I bought the 24 VAC 8000 watt power jack based on Oztules' post. I am off grid. I ave been using square wave inverters for years due to cost, but found out the square wave was burning out my refrigerators, got a bunch of dead ones I use for storage now. So when I saw your review on te Power Jack, I got one, as we had been struggling with a Harbor Freight square wave 6000 watt inverter that never gave us the power it said. Haven't been able to run my deep well pump for years, not since the AIMS, which was square wave, but at least ran the well pump for 4 hours a day if we wanted. (We store water in a 350 gallon tank and must pump for garden and automatic gravity waterers for livestock. )But I couldn't get my husband to help me fix the huge hole in te pumphoouse roof, and it rained, burning out the AIMS and throwing us back into primitive living for YEARS. Wasting money on gasoline for generator and noise.

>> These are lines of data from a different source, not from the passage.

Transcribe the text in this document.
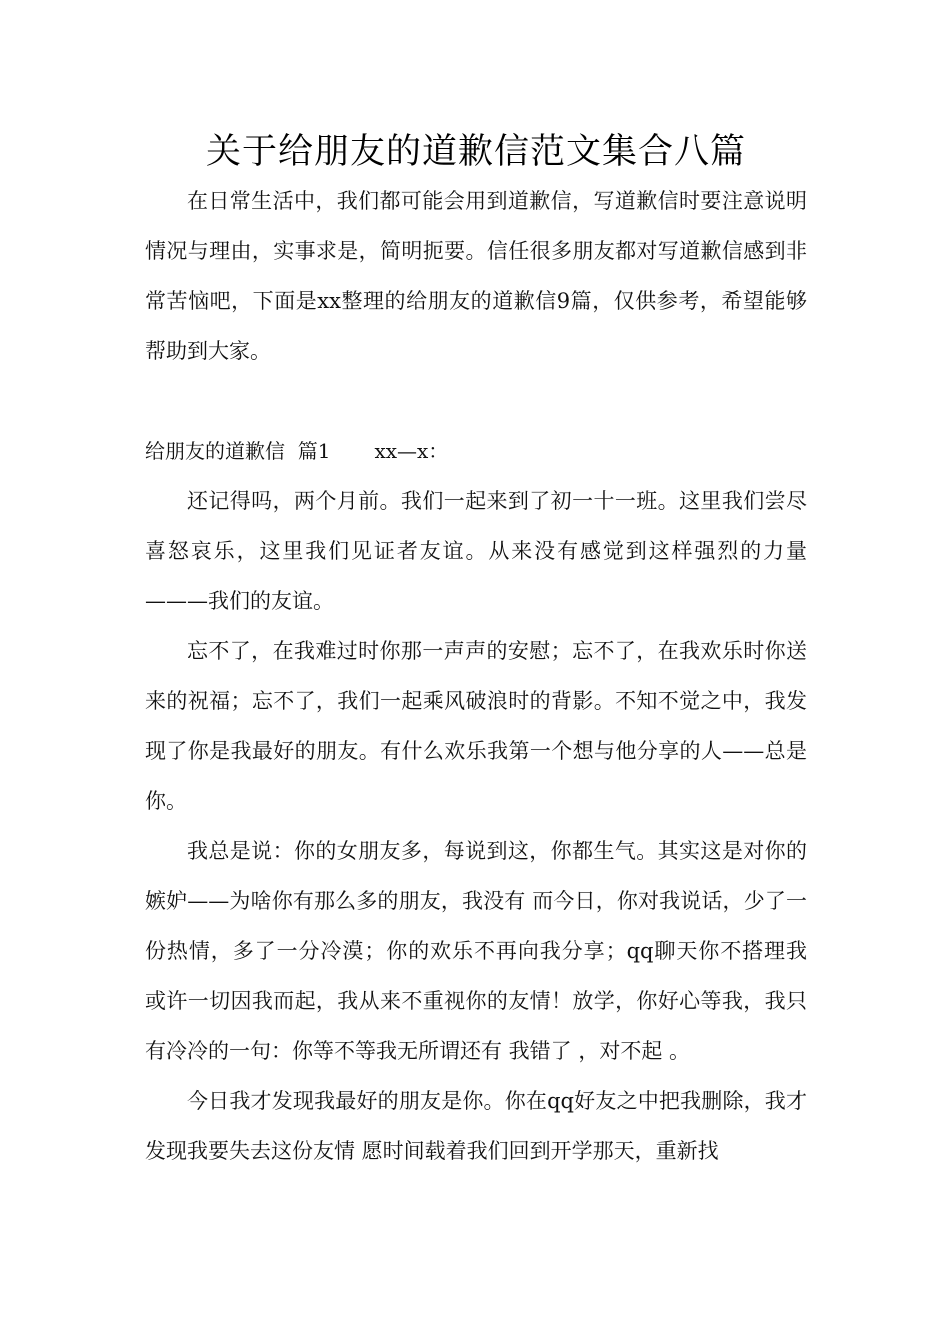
关于给朋友的道歉信范文集合八篇

在日常生活中，我们都可能会用到道歉信，写道歉信时要注意说明情况与理由，实事求是，简明扼要。信任很多朋友都对写道歉信感到非常苦恼吧，下面是xx整理的给朋友的道歉信9篇，仅供参考，希望能够帮助到大家。

给朋友的道歉信  篇1 xx—x：

还记得吗，两个月前。我们一起来到了初一十一班。这里我们尝尽喜怒哀乐，这里我们见证者友谊。从来没有感觉到这样强烈的力量———我们的友谊。

忘不了，在我难过时你那一声声的安慰；忘不了，在我欢乐时你送来的祝福；忘不了，我们一起乘风破浪时的背影。不知不觉之中，我发现了你是我最好的朋友。有什么欢乐我第一个想与他分享的人——总是你。

我总是说：你的女朋友多，每说到这，你都生气。其实这是对你的嫉妒——为啥你有那么多的朋友，我没有 而今日，你对我说话，少了一份热情，多了一分冷漠；你的欢乐不再向我分享；qq聊天你不搭理我 或许一切因我而起，我从来不重视你的友情！放学，你好心等我，我只有冷冷的一句：你等不等我无所谓还有 我错了 ，对不起 。

今日我才发现我最好的朋友是你。你在qq好友之中把我删除，我才发现我要失去这份友情 愿时间载着我们回到开学那天，重新找
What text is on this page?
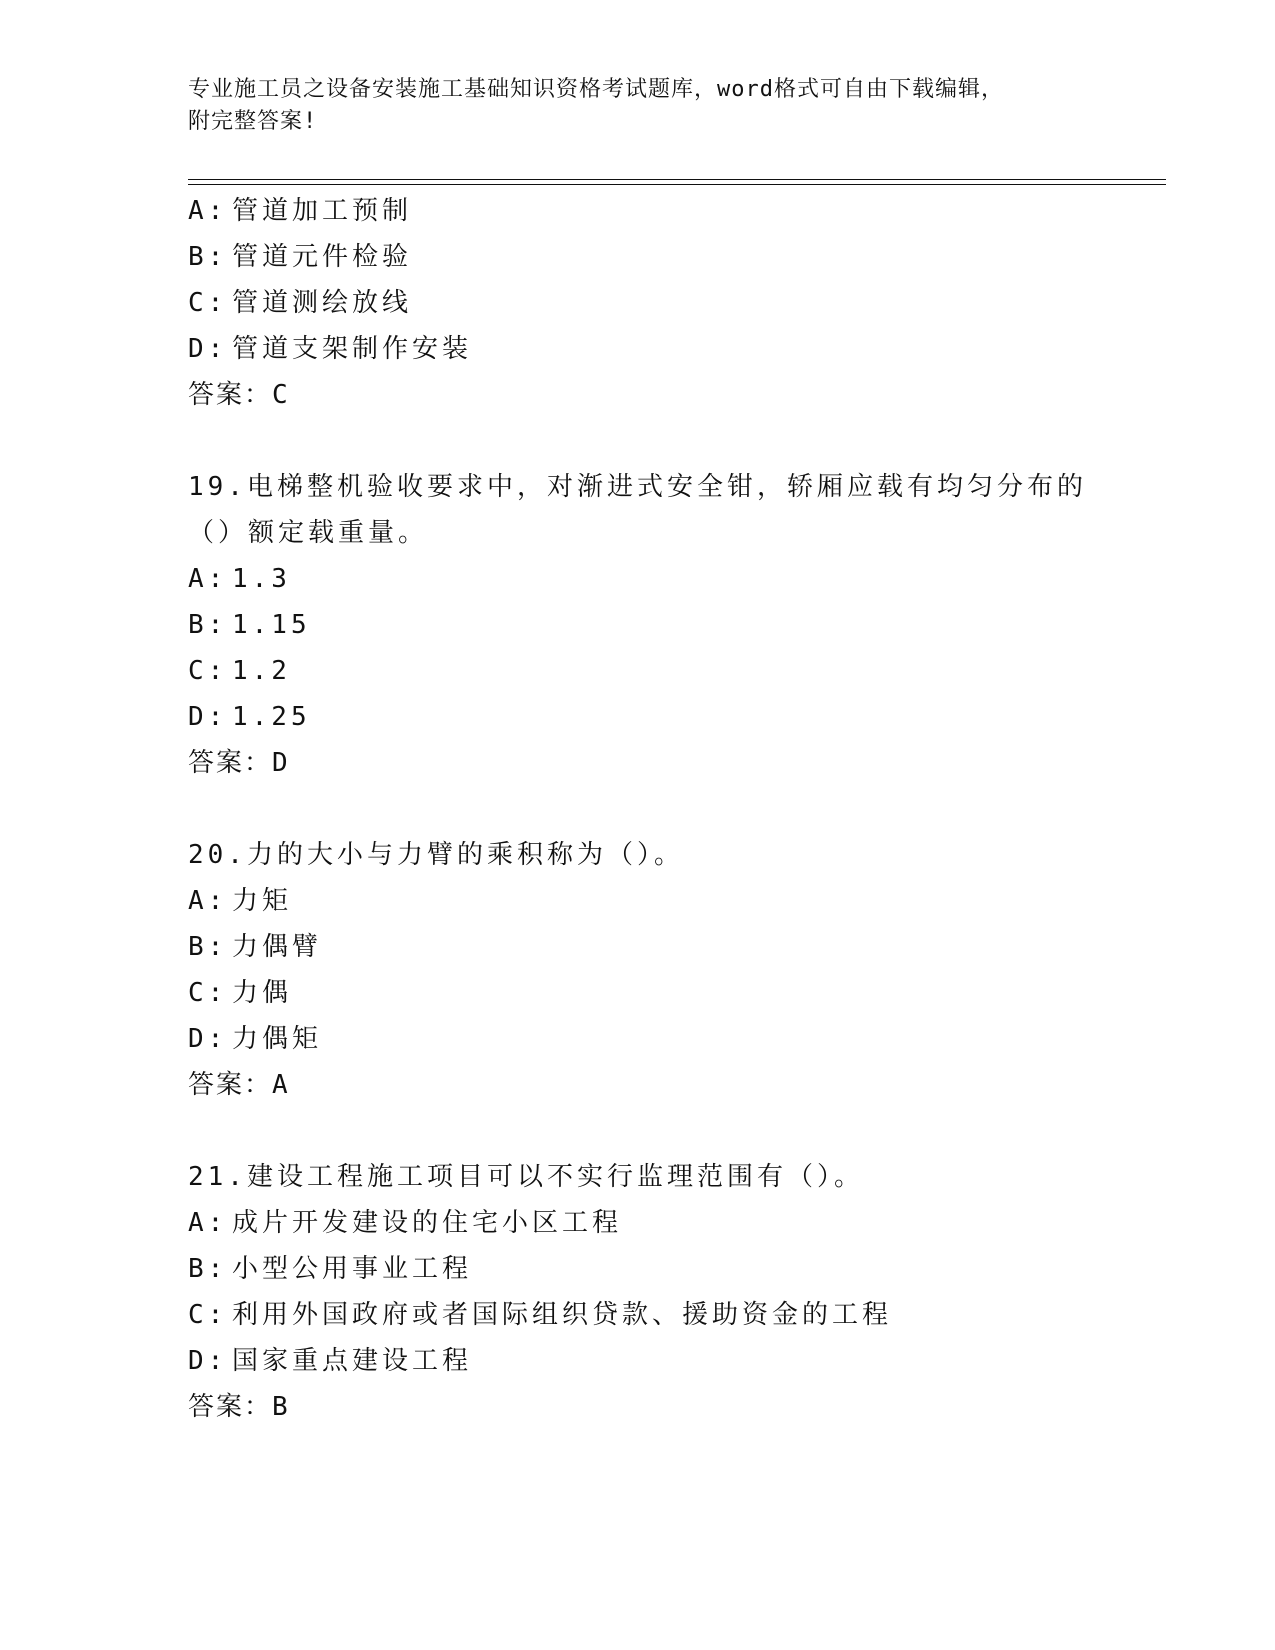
专业施工员之设备安装施工基础知识资格考试题库，word格式可自由下载编辑，
附完整答案!
A: 管道加工预制
B: 管道元件检验
C: 管道测绘放线
D: 管道支架制作安装
答案：C
19.电梯整机验收要求中，对渐进式安全钳，轿厢应载有均匀分布的（）额定载重量。
A: 1.3
B: 1.15
C: 1.2
D: 1.25
答案：D
20.力的大小与力臂的乘积称为（）。
A: 力矩
B: 力偶臂
C: 力偶
D: 力偶矩
答案：A
21.建设工程施工项目可以不实行监理范围有（）。
A: 成片开发建设的住宅小区工程
B: 小型公用事业工程
C: 利用外国政府或者国际组织贷款、援助资金的工程
D: 国家重点建设工程
答案：B
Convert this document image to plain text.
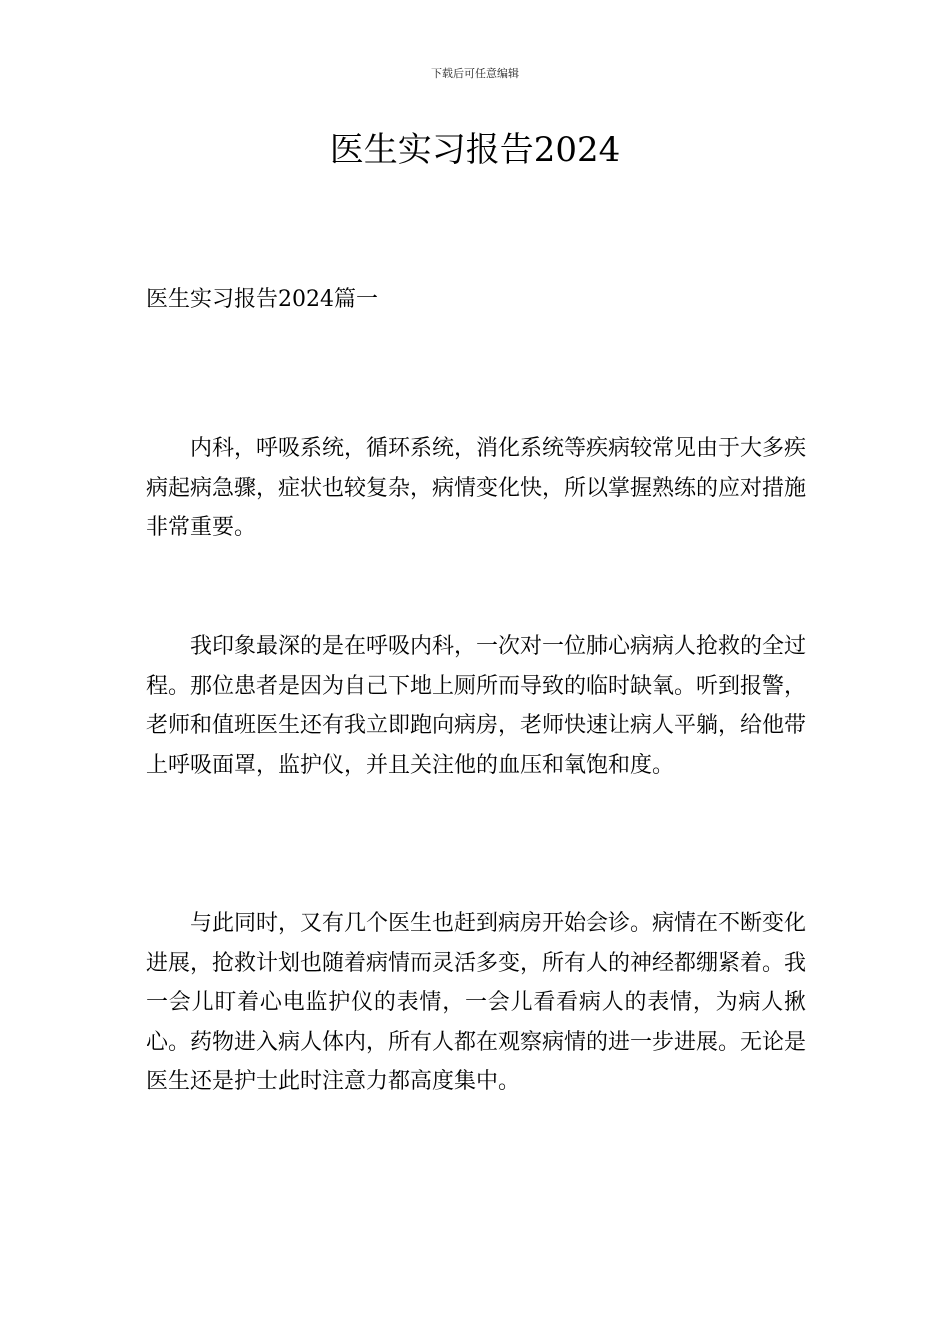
下载后可任意编辑
医生实习报告2024
医生实习报告2024篇一

内科，呼吸系统，循环系统，消化系统等疾病较常见由于大多疾病起病急骤，症状也较复杂，病情变化快，所以掌握熟练的应对措施非常重要。

我印象最深的是在呼吸内科，一次对一位肺心病病人抢救的全过程。那位患者是因为自己下地上厕所而导致的临时缺氧。听到报警，老师和值班医生还有我立即跑向病房，老师快速让病人平躺，给他带上呼吸面罩，监护仪，并且关注他的血压和氧饱和度。

与此同时，又有几个医生也赶到病房开始会诊。病情在不断变化进展，抢救计划也随着病情而灵活多变，所有人的神经都绷紧着。我一会儿盯着心电监护仪的表情，一会儿看看病人的表情，为病人揪心。药物进入病人体内，所有人都在观察病情的进一步进展。无论是医生还是护士此时注意力都高度集中。
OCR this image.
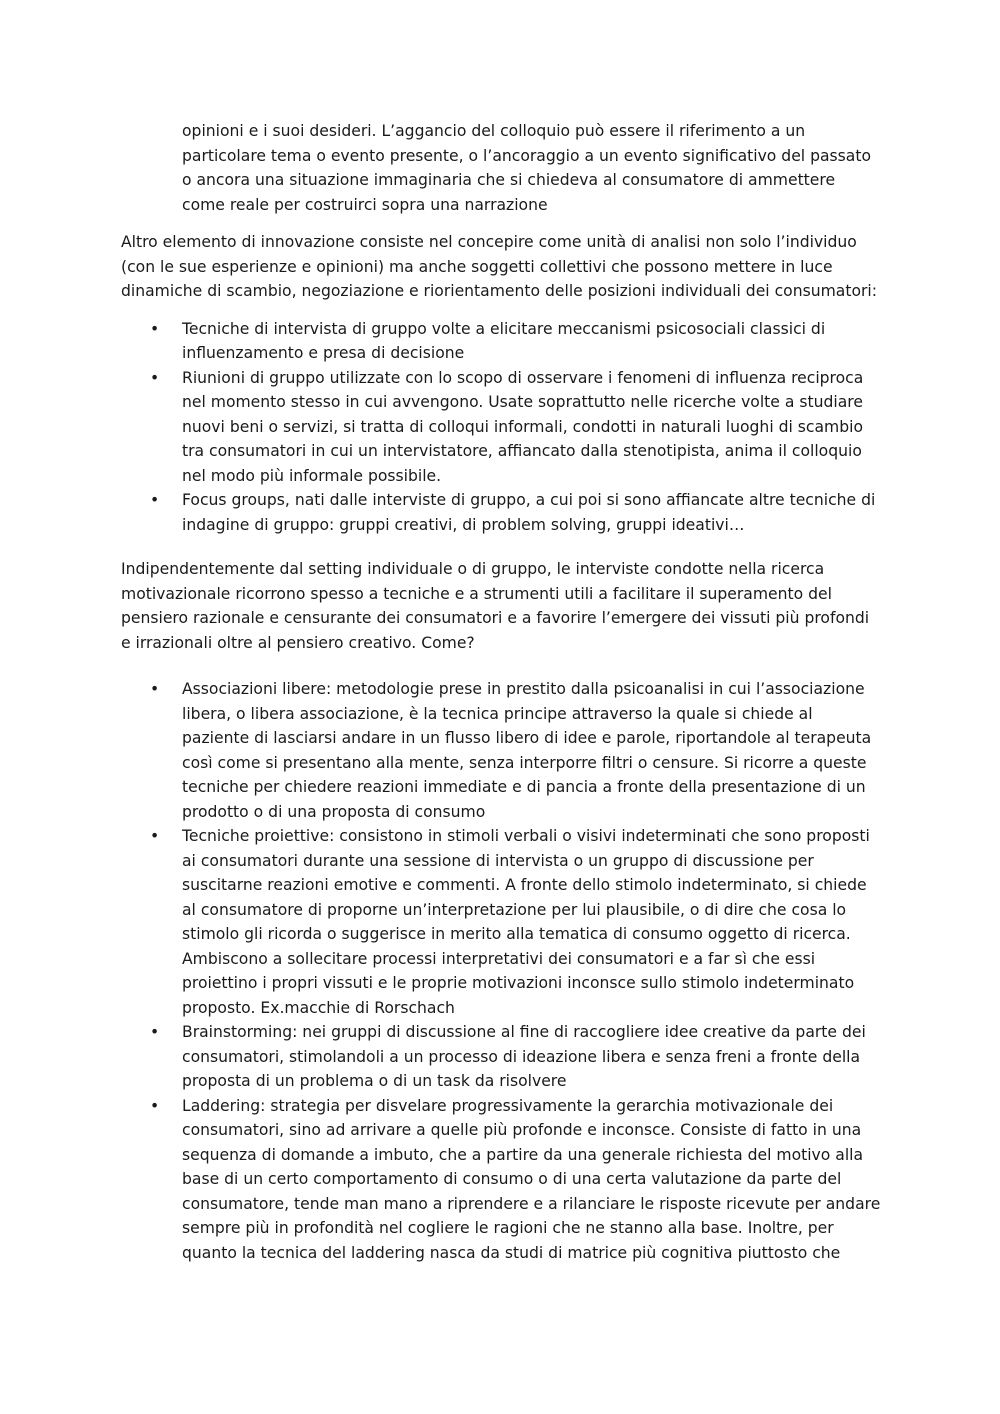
opinioni e i suoi desideri. L’aggancio del colloquio può essere il riferimento a un particolare tema o evento presente, o l’ancoraggio a un evento significativo del passato o ancora una situazione immaginaria che si chiedeva al consumatore di ammettere come reale per costruirci sopra una narrazione

Altro elemento di innovazione consiste nel concepire come unità di analisi non solo l’individuo (con le sue esperienze e opinioni) ma anche soggetti collettivi che possono mettere in luce dinamiche di scambio, negoziazione e riorientamento delle posizioni individuali dei consumatori:

• Tecniche di intervista di gruppo volte a elicitare meccanismi psicosociali classici di influenzamento e presa di decisione
• Riunioni di gruppo utilizzate con lo scopo di osservare i fenomeni di influenza reciproca nel momento stesso in cui avvengono. Usate soprattutto nelle ricerche volte a studiare nuovi beni o servizi, si tratta di colloqui informali, condotti in naturali luoghi di scambio tra consumatori in cui un intervistatore, affiancato dalla stenotipista, anima il colloquio nel modo più informale possibile.
• Focus groups, nati dalle interviste di gruppo, a cui poi si sono affiancate altre tecniche di indagine di gruppo: gruppi creativi, di problem solving, gruppi ideativi…

Indipendentemente dal setting individuale o di gruppo, le interviste condotte nella ricerca motivazionale ricorrono spesso a tecniche e a strumenti utili a facilitare il superamento del pensiero razionale e censurante dei consumatori e a favorire l’emergere dei vissuti più profondi e irrazionali oltre al pensiero creativo. Come?

• Associazioni libere: metodologie prese in prestito dalla psicoanalisi in cui l’associazione libera, o libera associazione, è la tecnica principe attraverso la quale si chiede al paziente di lasciarsi andare in un flusso libero di idee e parole, riportandole al terapeuta così come si presentano alla mente, senza interporre filtri o censure. Si ricorre a queste tecniche per chiedere reazioni immediate e di pancia a fronte della presentazione di un prodotto o di una proposta di consumo
• Tecniche proiettive: consistono in stimoli verbali o visivi indeterminati che sono proposti ai consumatori durante una sessione di intervista o un gruppo di discussione per suscitarne reazioni emotive e commenti. A fronte dello stimolo indeterminato, si chiede al consumatore di proporne un’interpretazione per lui plausibile, o di dire che cosa lo stimolo gli ricorda o suggerisce in merito alla tematica di consumo oggetto di ricerca. Ambiscono a sollecitare processi interpretativi dei consumatori e a far sì che essi proiettino i propri vissuti e le proprie motivazioni inconsce sullo stimolo indeterminato proposto. Ex.macchie di Rorschach
• Brainstorming: nei gruppi di discussione al fine di raccogliere idee creative da parte dei consumatori, stimolandoli a un processo di ideazione libera e senza freni a fronte della proposta di un problema o di un task da risolvere
• Laddering: strategia per disvelare progressivamente la gerarchia motivazionale dei consumatori, sino ad arrivare a quelle più profonde e inconsce. Consiste di fatto in una sequenza di domande a imbuto, che a partire da una generale richiesta del motivo alla base di un certo comportamento di consumo o di una certa valutazione da parte del consumatore, tende man mano a riprendere e a rilanciare le risposte ricevute per andare sempre più in profondità nel cogliere le ragioni che ne stanno alla base. Inoltre, per quanto la tecnica del laddering nasca da studi di matrice più cognitiva piuttosto che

Anyway, the Power jack I got only has one big torroid in it, and I think they learned from the windings on the magnet as a choke when I went to put mine in, (made from Oztules' instructions, ) they had placed a small one in there, just where he said to, only smaller than his (and mine) and on a small torroid magnet, not an E like I had made (like Oztules had) so I thought, well, nice! The wires they use are about 10 AWG while mine was 4 AWG (the one I didn't use) And it worked nice for three days. We have 10 deep cycle 12 volt batteries, wired in series to 24 volt, I have 1400 watts solar going in and 2 Outback controllers, which we adjusted to 24 volt system, There are 4 battery terminals which confused me for awhile until it looked like i only needed to hook up two. The one thing I don't like about it is the LED screen is easy to read when I first turn it on, but the backlight goes out in a minute and ten I can't see a thing as to what watts and amps and volts are going on!!. While it is on, it does appear that watts stay about 45 at idle. So that's good. I was able to run the pump AND cook on the griddle at the same time about noon, good sun. So I was pleased with that. I tested it on the small fridge (235 startup- and 104 watts working power according to the killowatt meter- and I plan to glue 2" insulation all around the outside except the area were the condenser is, and this keeps it cooler longer. Uses less power. ) and the fridge worked fine.
But it acted weird today. It pulls my water pump fine- 1400 start and 1200 continuous, and it will run it for hours as long as the sun is out and sky is clear. But when i turn the pump off, the small load from the laptops and LED lights are no longer seeming to keep it on, it does the blinking thing. Irritating, as I have a lot of low power stuff I need on. It was fine for a few nights there. Don't know what I did wrong. I fiddled with the inputs and the plugs and tried to see if something was unplugged, but no, then I plugged in te fridge and that got it working again- it seems it liked higher power even a few hundred watts, rather than lower power. I thought it had fixed itself until I unplugged the fridge to move it inside and the inverter went all screwy again. Back on generator at night until I get this troubleshot. Any ideas?